Experts Expound

Experts Expound

Gubernatorial candidate Phil Angelides has endorsed the Jessica’s Law
initiative on the November ballot. Does this make it a non-issue in the
governor’s race? The San Diego Union-Tribune notes that Schwarzenegger’s
campaign appeared to be caught by surprise by the announcement. Was that
true?

As far as it being an issue, that probably depends on whether there’s a
public record of Angelides waffling on it–if there is, the guv can say he’s
supporting it “kicking and screaming.”

Everyone should have known that all statewide candidates would ultimately
endorse Jessica’s Law.
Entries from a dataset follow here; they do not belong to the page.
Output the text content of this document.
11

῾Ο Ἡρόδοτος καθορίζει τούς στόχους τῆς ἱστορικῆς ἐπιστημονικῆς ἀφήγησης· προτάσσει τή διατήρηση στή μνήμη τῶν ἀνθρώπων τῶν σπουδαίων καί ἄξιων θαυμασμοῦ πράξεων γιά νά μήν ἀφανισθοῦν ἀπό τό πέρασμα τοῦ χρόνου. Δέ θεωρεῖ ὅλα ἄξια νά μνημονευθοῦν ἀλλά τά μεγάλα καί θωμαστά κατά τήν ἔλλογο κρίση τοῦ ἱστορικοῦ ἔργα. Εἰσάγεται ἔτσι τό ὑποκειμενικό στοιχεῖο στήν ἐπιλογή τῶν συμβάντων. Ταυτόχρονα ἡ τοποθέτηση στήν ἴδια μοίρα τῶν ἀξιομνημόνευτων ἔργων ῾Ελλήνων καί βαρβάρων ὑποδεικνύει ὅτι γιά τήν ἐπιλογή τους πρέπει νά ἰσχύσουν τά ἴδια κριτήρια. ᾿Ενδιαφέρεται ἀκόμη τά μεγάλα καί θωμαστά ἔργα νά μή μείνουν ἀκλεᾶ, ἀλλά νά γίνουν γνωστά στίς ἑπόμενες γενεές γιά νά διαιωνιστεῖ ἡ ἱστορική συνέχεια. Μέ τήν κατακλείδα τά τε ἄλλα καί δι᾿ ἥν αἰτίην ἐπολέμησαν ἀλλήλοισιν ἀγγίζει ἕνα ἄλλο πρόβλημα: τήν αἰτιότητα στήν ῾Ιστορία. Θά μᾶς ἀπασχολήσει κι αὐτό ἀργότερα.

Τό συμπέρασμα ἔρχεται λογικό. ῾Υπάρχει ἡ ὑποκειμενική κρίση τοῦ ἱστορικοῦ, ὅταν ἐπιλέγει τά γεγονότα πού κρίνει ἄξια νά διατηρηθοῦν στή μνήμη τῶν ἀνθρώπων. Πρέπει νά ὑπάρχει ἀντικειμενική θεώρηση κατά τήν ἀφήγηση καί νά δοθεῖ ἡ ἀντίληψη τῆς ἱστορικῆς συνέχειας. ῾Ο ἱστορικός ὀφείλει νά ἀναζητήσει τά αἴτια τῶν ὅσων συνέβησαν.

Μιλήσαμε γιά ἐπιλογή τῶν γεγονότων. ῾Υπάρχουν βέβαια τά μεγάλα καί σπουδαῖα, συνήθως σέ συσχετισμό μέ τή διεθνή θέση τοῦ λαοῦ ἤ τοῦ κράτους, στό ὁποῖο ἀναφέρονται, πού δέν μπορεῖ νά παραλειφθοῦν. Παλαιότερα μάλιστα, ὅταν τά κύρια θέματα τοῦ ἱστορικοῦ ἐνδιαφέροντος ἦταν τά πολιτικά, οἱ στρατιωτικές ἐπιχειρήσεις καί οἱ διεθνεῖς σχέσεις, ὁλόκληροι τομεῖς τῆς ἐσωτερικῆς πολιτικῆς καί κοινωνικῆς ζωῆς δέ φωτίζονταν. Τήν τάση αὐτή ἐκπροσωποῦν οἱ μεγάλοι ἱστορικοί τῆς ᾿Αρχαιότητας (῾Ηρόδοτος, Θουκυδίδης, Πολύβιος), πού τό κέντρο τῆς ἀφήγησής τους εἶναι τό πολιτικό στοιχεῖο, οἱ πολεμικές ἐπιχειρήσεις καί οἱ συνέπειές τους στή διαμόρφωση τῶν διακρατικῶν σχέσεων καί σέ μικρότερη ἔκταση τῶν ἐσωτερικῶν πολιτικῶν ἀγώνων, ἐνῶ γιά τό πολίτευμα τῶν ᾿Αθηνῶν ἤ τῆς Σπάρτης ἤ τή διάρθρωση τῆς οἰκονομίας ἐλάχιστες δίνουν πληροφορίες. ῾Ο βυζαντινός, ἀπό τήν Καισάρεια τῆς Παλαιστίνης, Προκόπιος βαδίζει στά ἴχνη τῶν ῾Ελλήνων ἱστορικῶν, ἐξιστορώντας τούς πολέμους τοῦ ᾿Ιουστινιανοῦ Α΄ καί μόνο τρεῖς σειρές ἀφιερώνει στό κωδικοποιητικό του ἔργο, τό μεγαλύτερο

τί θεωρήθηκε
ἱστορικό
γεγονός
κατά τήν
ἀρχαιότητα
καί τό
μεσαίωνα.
Usually statewide candidates “step up” when something
polls in the 70s. (But then again, the governor’s campaign team doesn’t
always have a good read on initiatives.) Jessica’s Law is important not
because it puts the governor at odds with Angelides, but because it shields
Schwarzenegger from claims from law enforcement labor unions that he is soft
on crime.

Governor Angelides will be as strong on crime as Mark Leno. I think the only
thing the governor’s campaign was surprised by was that Angelides finally
took a stance on something.

The campaign was surprised about why, after 11 months of dithering, he would
offend his liberal base. (Angelides) managed to alienate himself from both
groups–he already lost the law-and-order crowd for failing to act and now
he’s angered the liberals who don’t like Jessica’s Law. Isn’t he supposed to
be the candidate rooted in principle?

Jessica’s Law was never an issue in the campaign for governor. Making all
the bad people live in Zzyzx is not exactly the most creative approach to
law enforcement. Nonetheless, everyone gets the point and will vote yes in
November. Issue over.

There is no organized opposition, even though everyone knows this initiative
is sloppily written and a political tool. It will pass overwhelmingly. The
cocky Schwarzenegger fumbled and stumbled on this.

It probably always was a non-issue. The treasurer has made it clear what he
doesn’t want the campaign discussion to get bogged down in. Now he has to
figure out how to shift the focus of the debate to an area that works to his
advantage, if that’s even possible.

Takes it off the table. Contrary to the chattering class–this is not a 1994
redux and the Angelides campaign will match this version of Arnold stride
for stride.

The people from whom we sought opinions: Andrew Acosta, A.G. Block, Roy
Behr, Don Wilcox, Jon Fleischman, Evan Goldberg, Deborah Gonzalez, Dan
Schnur, Jason Kinney, Tom Kise, Karen Hanretty, Kevin Spillane, Michael
Houston, Adam Mendelsohn, Matt Ross, Sam Delson, Mike Madrid, Morgan
Crinklaw, Dave Lesher, Richard Zeiger, Ralph Simoni, Bob Hertzberg, Scott
Baugh, Steve Maviglio, Tony Quinn, Susan Rasky, Peter DeMarco, Adam
Probolsky, Barbara O’Connor, Jack Pitney.